The Kremlin tracks the president’s ratings zealously, and if the past is any guide, Putin does best among supporters when he plays the “father of the nation” role. That seems to be the subplot in every sequence of the new show, including one about how he loves children.
In many ways, Sunday’s show was vintage Putin.
The Russian president has often been shown as an outdoorsman and in a heroic light. On past forays, he has tranquilized a tiger and appeared shirtless riding a horse in Siberia. He even seemed to quickly discover fragments of ancient Greek urns while scuba diving in the Black Sea. (It later turned out the discovery was staged.)
Sunday’s episode featured clips of Putin’s recent trip to the Tyva Republic in southern Siberia. He was seen hiking and taking a boat trip in which he looked at ibex — mountain goats — through binoculars. The show praised Putin’s physical fitness and his lack of fear of even the wildest of animals.
“Imagine, bears aren’t idiots,” Dmitry Peskov, Putin’s press secretary, a studio guest, said when asked if trips into the mountains were dangerous. “If they see Putin, they will behave properly.”
In another section, Peskov praised Putin’s human touch.
“Putin doesn’t only love children, he loves people in general,” he said. “He is a very humane person.”

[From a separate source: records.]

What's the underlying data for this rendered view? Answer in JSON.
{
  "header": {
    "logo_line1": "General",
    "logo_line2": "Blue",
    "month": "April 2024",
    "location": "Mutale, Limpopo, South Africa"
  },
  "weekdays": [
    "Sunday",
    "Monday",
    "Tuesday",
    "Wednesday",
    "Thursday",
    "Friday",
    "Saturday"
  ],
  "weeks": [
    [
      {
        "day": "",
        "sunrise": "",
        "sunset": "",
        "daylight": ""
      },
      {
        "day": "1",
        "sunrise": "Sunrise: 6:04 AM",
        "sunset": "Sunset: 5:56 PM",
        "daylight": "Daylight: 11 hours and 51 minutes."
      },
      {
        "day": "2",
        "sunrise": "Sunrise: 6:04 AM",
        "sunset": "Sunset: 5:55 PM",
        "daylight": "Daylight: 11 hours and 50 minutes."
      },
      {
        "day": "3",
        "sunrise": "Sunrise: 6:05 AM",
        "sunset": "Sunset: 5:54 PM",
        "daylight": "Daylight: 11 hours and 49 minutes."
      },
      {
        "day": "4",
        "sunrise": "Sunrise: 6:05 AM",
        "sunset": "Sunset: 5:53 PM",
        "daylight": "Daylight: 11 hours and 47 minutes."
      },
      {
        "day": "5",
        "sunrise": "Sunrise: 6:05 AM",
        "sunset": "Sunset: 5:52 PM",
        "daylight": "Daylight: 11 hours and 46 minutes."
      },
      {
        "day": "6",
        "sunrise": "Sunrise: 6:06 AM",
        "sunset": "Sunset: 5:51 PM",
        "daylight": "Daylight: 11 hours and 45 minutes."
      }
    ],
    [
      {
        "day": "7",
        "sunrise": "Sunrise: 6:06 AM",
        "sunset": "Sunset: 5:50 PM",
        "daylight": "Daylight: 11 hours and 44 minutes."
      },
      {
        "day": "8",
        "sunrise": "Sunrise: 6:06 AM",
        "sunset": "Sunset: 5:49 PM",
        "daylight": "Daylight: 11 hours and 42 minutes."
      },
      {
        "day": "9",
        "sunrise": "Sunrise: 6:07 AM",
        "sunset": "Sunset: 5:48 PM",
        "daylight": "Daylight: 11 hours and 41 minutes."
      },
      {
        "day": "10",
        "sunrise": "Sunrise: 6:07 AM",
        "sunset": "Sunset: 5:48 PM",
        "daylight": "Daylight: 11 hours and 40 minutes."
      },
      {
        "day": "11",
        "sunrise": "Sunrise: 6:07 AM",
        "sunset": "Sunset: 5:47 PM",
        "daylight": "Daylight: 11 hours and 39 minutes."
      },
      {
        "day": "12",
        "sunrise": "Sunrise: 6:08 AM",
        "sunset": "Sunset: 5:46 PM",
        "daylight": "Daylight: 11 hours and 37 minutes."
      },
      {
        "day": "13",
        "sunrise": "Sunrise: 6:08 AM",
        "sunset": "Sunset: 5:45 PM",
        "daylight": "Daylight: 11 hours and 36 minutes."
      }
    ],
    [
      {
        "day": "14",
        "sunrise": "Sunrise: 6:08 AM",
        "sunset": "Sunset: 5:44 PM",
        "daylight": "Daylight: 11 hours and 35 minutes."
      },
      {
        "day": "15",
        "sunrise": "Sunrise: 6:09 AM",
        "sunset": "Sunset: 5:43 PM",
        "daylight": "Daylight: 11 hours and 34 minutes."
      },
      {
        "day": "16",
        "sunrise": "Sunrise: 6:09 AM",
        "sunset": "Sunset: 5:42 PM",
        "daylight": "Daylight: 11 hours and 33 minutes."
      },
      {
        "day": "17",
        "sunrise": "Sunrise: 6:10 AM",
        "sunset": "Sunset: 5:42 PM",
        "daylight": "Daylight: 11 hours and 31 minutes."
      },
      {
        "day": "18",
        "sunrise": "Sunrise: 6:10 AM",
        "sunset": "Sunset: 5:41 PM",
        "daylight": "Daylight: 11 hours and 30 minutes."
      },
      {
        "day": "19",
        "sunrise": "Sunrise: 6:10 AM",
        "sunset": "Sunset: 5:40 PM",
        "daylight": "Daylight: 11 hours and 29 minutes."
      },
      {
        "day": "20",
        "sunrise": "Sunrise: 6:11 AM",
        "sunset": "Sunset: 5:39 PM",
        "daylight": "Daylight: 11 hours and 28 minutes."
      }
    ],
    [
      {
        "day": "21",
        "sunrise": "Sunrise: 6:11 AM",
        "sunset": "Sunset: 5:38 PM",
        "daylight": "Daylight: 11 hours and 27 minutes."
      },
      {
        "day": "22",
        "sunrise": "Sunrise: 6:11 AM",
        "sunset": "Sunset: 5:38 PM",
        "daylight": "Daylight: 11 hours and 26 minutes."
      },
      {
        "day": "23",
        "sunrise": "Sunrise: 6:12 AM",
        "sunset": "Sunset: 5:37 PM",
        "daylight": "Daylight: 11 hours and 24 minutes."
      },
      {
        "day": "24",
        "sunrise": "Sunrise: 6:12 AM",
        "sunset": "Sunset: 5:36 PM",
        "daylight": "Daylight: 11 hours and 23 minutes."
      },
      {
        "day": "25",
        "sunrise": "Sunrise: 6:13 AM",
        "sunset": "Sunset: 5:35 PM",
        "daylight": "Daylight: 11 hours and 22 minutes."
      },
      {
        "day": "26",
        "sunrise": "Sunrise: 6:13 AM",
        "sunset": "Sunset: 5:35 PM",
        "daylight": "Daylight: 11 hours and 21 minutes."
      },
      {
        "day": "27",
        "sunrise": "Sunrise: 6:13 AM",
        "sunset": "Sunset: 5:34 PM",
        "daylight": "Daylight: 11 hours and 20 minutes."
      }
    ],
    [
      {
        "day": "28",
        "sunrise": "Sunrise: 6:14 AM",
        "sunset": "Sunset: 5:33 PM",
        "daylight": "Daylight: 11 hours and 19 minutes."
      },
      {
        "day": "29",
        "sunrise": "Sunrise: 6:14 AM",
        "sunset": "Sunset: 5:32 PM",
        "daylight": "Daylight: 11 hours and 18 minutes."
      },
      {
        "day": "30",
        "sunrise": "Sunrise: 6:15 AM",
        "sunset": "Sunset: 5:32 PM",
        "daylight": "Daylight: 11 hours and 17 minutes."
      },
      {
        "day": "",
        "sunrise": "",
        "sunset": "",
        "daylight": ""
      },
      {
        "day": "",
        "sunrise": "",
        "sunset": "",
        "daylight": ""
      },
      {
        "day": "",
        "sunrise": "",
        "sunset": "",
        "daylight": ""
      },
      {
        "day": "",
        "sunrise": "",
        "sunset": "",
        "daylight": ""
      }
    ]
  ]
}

The response to the show online has been scathing, at least among those who oppose Putin. On YouTube, the most liked comment mocks the show’s laudatory tone.
“Walking in the woods — it’s dangerous, but the tigers and bears behaved decently, they bowed and kissed Putin’s hands, expressed supportive words,” it reads.
The show is a “new genre of tele-icon-painting,” said Pavel Lobkov, a journalist, on TV Dozhd, an independent channel.
It was reminiscent of Leninist or Stalinist propaganda, journalist Dmitry Kolezev wrote in an opinion piece for Znak, a news website. But Kolezev did not think it would be as effective as past efforts.
“It is hard to imagine that in 2018, in the era of the internet, trolling and ubiquitous irony,” he said “even the most conservative part of the population will accept such narration at face value.”
Putin and his public relations people seemed to “continue to believe unconditionally in the magic of television,” Kolezev added.
Fans — and enemies — of the show do not have long to wait until the next episode. It will be shown this Sunday at 10 p.m.